Effects of Viruses on Host Cells Flashcards
What effects can viruses have on host cells?
- Cytocidal (cell death)
- Non cytocidal (persistant infection)
- Cell transformation (tumor cells)
What are inclusion bodies?
abnormal structure in a cell nucleus or cytoplasm or both, such as aggregates of proteins
has a characteristic staining property associated with a certain viral infection
- helps to ID certain viruses
What are examples of ways inclusion bodies can be formed?
- Accumulation of viral components
- Result from degenerative changes in the cell
- crystalline aggregates of virions
How are inclusion bodies described?
- location - intracytoplasmic vs intranuclear
- Staining property - basophilic or eosinophilic
In tissue culture, visible morphological changes/damages to monolayer cells resulting from virus infection is also known as _________
Cytopathic effect
What are ways viruses can cause cell injury and death?
- Inhibition of nucleic acid synthesis
- Inhibition of mRNA transcription
- Inhibition of protein synthesis
- Release of lysosomes by virus which destroy host cell
- Interference with cell membrane fusion
How is apoptosis different from lysis?
Apoptosis is programmed cell death - death of host cell to prevent viral release of progeny
Lysis is when the virus destroys the host cell and releases new virions
_________ are responsible for degradation of the cells own DNA and proteins during apoptosis
Caspases
How is the intrinsic pathway activated?
viruses cause cell injury which results in increased permeability and activation of intrinsic/mitochondrial apoptotic pathway
How is the extrinsic pathway activated?
by engagement of specific cell membrane receptors (TNF family)

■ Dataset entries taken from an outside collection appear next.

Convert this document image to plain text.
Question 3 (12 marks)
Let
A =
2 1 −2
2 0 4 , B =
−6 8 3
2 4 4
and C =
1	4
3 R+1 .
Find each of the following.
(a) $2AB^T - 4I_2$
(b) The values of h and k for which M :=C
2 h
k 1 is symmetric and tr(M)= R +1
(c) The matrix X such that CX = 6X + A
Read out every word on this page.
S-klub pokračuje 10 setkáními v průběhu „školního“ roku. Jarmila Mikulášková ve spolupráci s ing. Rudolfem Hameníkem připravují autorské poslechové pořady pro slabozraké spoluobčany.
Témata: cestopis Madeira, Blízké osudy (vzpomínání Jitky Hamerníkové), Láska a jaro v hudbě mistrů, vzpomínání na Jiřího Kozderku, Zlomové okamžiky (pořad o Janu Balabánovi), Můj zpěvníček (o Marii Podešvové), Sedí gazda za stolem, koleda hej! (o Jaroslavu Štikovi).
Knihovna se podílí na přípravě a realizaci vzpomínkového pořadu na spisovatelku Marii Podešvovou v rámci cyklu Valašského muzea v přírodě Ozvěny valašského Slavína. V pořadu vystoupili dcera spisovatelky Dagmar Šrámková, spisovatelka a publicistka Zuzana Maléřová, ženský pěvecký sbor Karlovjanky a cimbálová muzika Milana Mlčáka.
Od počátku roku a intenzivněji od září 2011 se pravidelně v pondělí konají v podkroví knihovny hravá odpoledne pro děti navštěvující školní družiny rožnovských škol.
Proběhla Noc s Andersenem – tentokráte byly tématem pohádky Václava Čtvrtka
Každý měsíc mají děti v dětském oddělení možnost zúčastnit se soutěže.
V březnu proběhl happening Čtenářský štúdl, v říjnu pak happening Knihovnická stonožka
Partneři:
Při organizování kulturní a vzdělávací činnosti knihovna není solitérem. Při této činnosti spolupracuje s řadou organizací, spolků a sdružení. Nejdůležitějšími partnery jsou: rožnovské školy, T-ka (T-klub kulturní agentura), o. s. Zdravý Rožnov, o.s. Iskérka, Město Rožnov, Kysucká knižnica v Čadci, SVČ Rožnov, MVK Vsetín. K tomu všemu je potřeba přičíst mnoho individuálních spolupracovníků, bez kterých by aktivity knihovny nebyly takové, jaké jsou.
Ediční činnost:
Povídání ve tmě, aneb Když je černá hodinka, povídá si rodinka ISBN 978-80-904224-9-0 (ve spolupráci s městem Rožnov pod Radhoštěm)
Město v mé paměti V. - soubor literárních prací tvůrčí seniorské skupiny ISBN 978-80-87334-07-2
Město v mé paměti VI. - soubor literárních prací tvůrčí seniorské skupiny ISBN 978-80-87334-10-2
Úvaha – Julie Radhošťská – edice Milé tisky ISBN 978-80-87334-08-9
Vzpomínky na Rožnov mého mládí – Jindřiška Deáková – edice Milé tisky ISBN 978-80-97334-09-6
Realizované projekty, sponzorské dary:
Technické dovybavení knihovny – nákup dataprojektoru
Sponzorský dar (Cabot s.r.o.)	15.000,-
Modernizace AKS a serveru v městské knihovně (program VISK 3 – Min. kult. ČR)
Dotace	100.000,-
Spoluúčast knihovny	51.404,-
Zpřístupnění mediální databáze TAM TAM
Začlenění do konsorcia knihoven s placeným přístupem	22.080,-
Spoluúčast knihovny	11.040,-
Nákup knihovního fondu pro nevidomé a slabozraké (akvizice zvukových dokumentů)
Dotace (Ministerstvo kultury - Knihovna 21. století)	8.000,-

binding of the cytokine TNF to its cell receptor triggers apoptosis
What is another apoptotic pathway other than intrinsic and extrinsic?
CD8+ T cells use perforin and granzymes that directly activate caspases in the target cell
How do viruses activate ADCC?
enveloped viruses enter host cell via membrane fusion and leave viral glycoproteins on the surface of host cell
these are antigenic and detected by Ab which calls NK cell over to kill infected host cell
What is metastasis?
spread of cancer from the part of the body that it started to other places
What is a proto-oncogene?
Encodes proteins that function in normal cell growth and differentiation
What does a tumor suppressor gene do?
Encodes proteins that regulate and inhibit uncontrolled growth
keeps cell division in check
Important tumor suppressor genes:
Rb and p53
What is an oncogene?
Mutated form of a prot-oncogene or aberrantly expressed proto-oncogene
What does Rb stand for and what does it do?
Retinoblastoma protein
tumor suppressor gene that blocks E2F from abnormal / uncontrolled cell division
What does p53 do?
tumor suppressor gene that prevents cells with damaged DNA from dividing
tries to repair damaged DNA and if it can’t it mediates apoptosis
What oncogenic virus generates a DNA provirus after infection?
Retroviruses (RNA virus)
How can oncogenic DNA viruses develop into cancer?
If it infects a non permissive cell
- virus cant replicate so it integrates viral DNA into host DNA OR DNA remains episomal (plasmid) and results in cancer
What is the result of an oncogenic DNA virus infecting a permissive cell?
Does not cause cancer
virus is able to replicate resulting in cell lysis + release of virus into body
What is the result of an oncogenic DNA virus infecting a non- permissive cell?
Causes cancer!!
virus cant replicate so it integrates viral DNA into host DNA OR DNA remains episomal (plasmid) and results in cancer
**virus transforms without completing replication cycle
Two ways oncogenic RNA viruses can occur?
- Acute transforming retroviruses
- Slow/Chronic transforming retroviruses
How do acute transforming retroviruses result in oncogenic RNA viruses?
virus steals proto-oncogene from infected host cell DNA + converts it into the oncogene = cancer
How do slow/chronic transforming retroviruses result in oncogenic RNA viruses?
virus genome integrates into REGULATORY gene of host DNA
as a result regulatory gene can’t act on proto-oncogene, allowing the proto-oncogene to excessively divide = cancer
What are tumor antigens?
New Ag that appear on the surface of a tumor cell that can provoke immune response
Ex: FOCMA - feline oncoronavirus membrane associated antigen
Which virus has high neuroinvasiveness and high neurovirulence?
Rabies virus
Which virus has low neuroinvasiveness and high neurovirulence?